Вы ничего не знаете, ребята, подумал Ларри весело, проходя мимо них. Гимнасты пили серый суррогатный кофе. Мне осталось всего три раза: сейчас, потом вечером, потом завтра утром – и все! Все, понимаете? Завтра после обеда я пошлю господина Папандопулоса коту под хвост, и он пойдет – ох, как он у меня пойдет! И тогда… Знаете, ребята, я ведь понятия не имею, что будет тогда. Но что-то будет, верно?

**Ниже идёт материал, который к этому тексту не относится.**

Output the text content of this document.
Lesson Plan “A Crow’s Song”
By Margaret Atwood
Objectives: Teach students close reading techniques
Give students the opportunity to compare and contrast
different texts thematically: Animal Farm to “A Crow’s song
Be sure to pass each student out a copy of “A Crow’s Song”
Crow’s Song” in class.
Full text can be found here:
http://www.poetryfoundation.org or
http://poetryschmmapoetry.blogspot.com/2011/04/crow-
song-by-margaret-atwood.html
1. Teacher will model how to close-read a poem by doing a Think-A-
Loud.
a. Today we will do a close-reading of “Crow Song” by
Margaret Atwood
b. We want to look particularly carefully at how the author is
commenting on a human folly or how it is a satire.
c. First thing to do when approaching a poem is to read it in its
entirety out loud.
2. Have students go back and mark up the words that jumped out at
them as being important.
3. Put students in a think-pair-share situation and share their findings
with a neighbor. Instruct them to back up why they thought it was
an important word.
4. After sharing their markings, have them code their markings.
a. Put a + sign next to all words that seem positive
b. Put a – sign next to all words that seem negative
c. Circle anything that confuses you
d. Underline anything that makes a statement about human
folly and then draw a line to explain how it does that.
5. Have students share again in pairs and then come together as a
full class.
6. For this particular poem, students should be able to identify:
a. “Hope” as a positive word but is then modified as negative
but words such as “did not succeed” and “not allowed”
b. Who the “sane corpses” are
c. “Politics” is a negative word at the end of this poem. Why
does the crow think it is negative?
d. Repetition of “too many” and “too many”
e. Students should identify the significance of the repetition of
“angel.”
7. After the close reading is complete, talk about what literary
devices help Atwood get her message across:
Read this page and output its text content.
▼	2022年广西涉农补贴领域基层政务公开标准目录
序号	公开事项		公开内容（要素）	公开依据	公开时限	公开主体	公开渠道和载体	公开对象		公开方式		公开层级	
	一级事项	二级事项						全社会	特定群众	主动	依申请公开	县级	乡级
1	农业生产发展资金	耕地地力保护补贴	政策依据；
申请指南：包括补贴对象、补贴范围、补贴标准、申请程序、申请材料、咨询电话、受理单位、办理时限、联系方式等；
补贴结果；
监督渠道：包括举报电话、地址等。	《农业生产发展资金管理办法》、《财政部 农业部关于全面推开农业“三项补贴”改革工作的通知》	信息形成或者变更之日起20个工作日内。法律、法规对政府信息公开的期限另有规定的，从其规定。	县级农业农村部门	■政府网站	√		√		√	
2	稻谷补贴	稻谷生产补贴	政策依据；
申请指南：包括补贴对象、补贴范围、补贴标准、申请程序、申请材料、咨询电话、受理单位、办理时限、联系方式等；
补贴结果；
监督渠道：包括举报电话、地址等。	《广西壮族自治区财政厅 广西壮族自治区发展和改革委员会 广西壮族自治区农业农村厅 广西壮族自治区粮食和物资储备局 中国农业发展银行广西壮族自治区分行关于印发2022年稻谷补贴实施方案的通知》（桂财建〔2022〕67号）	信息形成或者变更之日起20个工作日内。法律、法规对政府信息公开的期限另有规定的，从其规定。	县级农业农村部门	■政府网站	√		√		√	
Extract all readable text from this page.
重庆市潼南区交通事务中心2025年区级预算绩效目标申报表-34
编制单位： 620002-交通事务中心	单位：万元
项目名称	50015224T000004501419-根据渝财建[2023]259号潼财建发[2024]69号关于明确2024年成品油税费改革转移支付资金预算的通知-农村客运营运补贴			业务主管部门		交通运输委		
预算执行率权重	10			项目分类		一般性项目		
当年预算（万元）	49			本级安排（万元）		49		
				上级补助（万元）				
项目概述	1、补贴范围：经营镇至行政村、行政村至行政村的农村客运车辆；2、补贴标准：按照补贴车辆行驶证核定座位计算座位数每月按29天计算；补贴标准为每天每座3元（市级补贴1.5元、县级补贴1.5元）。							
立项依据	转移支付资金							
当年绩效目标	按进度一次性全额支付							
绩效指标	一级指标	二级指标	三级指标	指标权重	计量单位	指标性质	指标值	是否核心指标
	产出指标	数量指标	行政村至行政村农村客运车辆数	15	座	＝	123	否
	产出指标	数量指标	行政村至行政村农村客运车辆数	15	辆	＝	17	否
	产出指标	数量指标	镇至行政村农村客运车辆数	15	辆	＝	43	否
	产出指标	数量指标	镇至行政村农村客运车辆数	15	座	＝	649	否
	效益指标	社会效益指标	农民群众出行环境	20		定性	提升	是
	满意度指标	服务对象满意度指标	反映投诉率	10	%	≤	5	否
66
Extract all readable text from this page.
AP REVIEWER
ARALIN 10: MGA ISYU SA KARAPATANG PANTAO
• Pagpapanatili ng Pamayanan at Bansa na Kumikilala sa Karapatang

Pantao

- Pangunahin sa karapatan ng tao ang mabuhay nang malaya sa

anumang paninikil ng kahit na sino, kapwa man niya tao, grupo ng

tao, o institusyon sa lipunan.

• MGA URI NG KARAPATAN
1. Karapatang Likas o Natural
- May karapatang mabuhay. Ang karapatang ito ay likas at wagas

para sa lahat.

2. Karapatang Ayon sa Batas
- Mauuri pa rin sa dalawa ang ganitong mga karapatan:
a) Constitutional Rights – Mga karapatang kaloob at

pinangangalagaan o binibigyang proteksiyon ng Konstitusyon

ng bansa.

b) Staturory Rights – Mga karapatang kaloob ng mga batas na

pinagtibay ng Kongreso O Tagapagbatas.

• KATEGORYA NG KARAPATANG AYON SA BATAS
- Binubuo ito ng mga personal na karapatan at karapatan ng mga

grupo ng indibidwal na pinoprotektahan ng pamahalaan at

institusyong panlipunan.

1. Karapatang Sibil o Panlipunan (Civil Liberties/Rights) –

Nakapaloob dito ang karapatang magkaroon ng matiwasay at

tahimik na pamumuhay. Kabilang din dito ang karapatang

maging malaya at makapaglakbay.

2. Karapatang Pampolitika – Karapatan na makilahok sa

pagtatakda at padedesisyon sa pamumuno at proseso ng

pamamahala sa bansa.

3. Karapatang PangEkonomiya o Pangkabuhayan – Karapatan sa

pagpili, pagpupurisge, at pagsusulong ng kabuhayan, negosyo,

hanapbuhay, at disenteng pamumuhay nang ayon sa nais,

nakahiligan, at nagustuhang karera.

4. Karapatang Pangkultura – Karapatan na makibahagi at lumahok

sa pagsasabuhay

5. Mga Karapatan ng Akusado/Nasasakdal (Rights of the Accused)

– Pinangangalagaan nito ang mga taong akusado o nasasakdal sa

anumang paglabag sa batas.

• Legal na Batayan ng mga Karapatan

Но кому это я, интересно, понадобился? Если новый антрепренер, пошлю его следом за греком – пусть идет. Не могу больше. Ярмарка уже пришла в движение, и пока Ларри пробивался сквозь очереди и толпы, ему дважды отдавили ногу и раз хорошо заехали локтем под ребро. Кричали, ругались, покупали, продавали, хватали; расталкивая народ, перли, стиснув зубы, осатанелые с похмелья патрули. До мордобоя дело еще не дошло, но скоро должно было дойти. Ларри терпеть не мог ярмарки. Зато господин Папандопулос их обожал.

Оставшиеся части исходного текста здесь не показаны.